On Tuesday, Labor announced it would introduce a bill for marriage equality into the new parliament in the coming weeks.
"Labor will put forward a private members bill in the first weeks of the 45th parliament to change the Marriage Act and make same-sex marriage legal in Australia," shadow attorney general Mark Dreyfus wrote in Guardian Australia.
There is a slim chance the Labor bill could be forced to a vote, and even pass through, the Senate. But Labor acknowledges the passage of a bill through both houses is unlikely.
"Sadly, I have very strong doubts this will happen," Dreyfus wrote. "Prime minister Turnbull has had many opportunities to show spine, to take initiative and show leadership. He has failed all of these."
3. Guys, no-one wants this, but we have to be prepared.
Since the election, peak lobby group Australian Marriage Equality has adopted a crucial caveat to questions about the proposed national vote: "if a plebiscite is imposed upon us".
“We believe marriage equality can be achieved through a simple vote in the parliament, however if a plebiscite is imposed upon us, we need to work together to run a positive, inclusive and respectful campaign that unites Australians from all walks of life," said national spokesperson Shirleene Robinson on July 24.
“We did not ask for a plebiscite, but if one is imposed upon us we do not think Australian taxpayers should pay for the respective campaigns”, said chair Alex Greenwich on July 25.

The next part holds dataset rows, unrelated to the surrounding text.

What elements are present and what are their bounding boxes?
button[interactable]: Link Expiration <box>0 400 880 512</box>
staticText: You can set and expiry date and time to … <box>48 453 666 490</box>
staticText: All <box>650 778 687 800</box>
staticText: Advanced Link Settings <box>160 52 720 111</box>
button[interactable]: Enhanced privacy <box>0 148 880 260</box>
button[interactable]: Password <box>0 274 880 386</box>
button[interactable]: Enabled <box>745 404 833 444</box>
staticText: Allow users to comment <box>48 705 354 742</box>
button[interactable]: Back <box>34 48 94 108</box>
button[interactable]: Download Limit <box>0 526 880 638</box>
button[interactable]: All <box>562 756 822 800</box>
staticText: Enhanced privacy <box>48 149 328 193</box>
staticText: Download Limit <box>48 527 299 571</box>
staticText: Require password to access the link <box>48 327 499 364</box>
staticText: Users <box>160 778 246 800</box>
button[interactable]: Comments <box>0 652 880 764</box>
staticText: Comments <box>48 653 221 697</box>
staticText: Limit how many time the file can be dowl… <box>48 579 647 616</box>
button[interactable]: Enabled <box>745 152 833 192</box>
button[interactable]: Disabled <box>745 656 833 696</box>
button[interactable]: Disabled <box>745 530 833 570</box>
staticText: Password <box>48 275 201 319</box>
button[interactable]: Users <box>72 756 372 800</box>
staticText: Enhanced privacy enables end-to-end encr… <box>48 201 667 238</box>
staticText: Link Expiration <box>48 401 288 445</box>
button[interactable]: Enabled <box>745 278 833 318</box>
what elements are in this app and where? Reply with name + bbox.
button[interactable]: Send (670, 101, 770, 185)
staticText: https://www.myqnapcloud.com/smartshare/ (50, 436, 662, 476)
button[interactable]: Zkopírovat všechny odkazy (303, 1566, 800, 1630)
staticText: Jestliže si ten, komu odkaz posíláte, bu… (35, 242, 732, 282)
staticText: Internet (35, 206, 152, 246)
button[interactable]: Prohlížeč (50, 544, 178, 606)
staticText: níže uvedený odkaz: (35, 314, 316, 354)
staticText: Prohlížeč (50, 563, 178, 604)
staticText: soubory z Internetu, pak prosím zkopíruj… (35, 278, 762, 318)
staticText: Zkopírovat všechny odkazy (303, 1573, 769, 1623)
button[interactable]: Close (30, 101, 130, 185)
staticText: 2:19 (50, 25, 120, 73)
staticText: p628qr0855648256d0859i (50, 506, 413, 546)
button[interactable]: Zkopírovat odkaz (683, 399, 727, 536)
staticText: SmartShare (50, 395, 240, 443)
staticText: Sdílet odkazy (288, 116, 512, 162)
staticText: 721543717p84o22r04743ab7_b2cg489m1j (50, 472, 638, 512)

Earlier this week, Greenwich told BuzzFeed News the group is still very much focused on avoiding a plebiscite, but they must be prepared to face the reality if it occurs.
"The campaign since September has been to agitate for a free vote, point out a public vote isn’t necessary. That’s what we’ve been doing," he said.
4. We are never, ever, ever supporting a plebiscite.
Minus18 CEO Micah Scott told BuzzFeed News that the public conversations around LGBTI people over the past year do not bode well for a plebiscite.
"It's been nothing short of disrespectful," he said. "We've seen a huge rise in LGBTI young people needing support and feeling distressed as a result of these conversations in the media. The plebiscite gives permission for that to be amped up."
Scott said he doesn't see any positives from the plebiscite. "What we've seen, it's just hate," he said. "It's going to last a lot longer than the period of the plebiscite."
National spokesperson for PFLAG, Shelley Argent, takes a similar view. Speaking to Lateline last week, Argent said it would be better to wait for marriage equality than risk the impacts of a public vote.
PFLAG and newly formed LGBTI advocacy group Just.Equal are currently surveying LGBTI Australians on their views of the best way forward for marriage equality.
While plenty of surveys have been conducted on community attitudes to the plebiscite – with wildly variant results – this will be the first time the LGBTI community has been specifically targeted.
Meanwhile, the government is determined to press ahead.
Attorney general George Brandis is currently preparing a cabinet submission on the plebiscite, which will outline contentious issues such as the wording of the question and the anti-discrimination exemptions included in the bill.
Labor and the Greens have said they will decide whether to support the plebiscite legislation once they have seen this detail.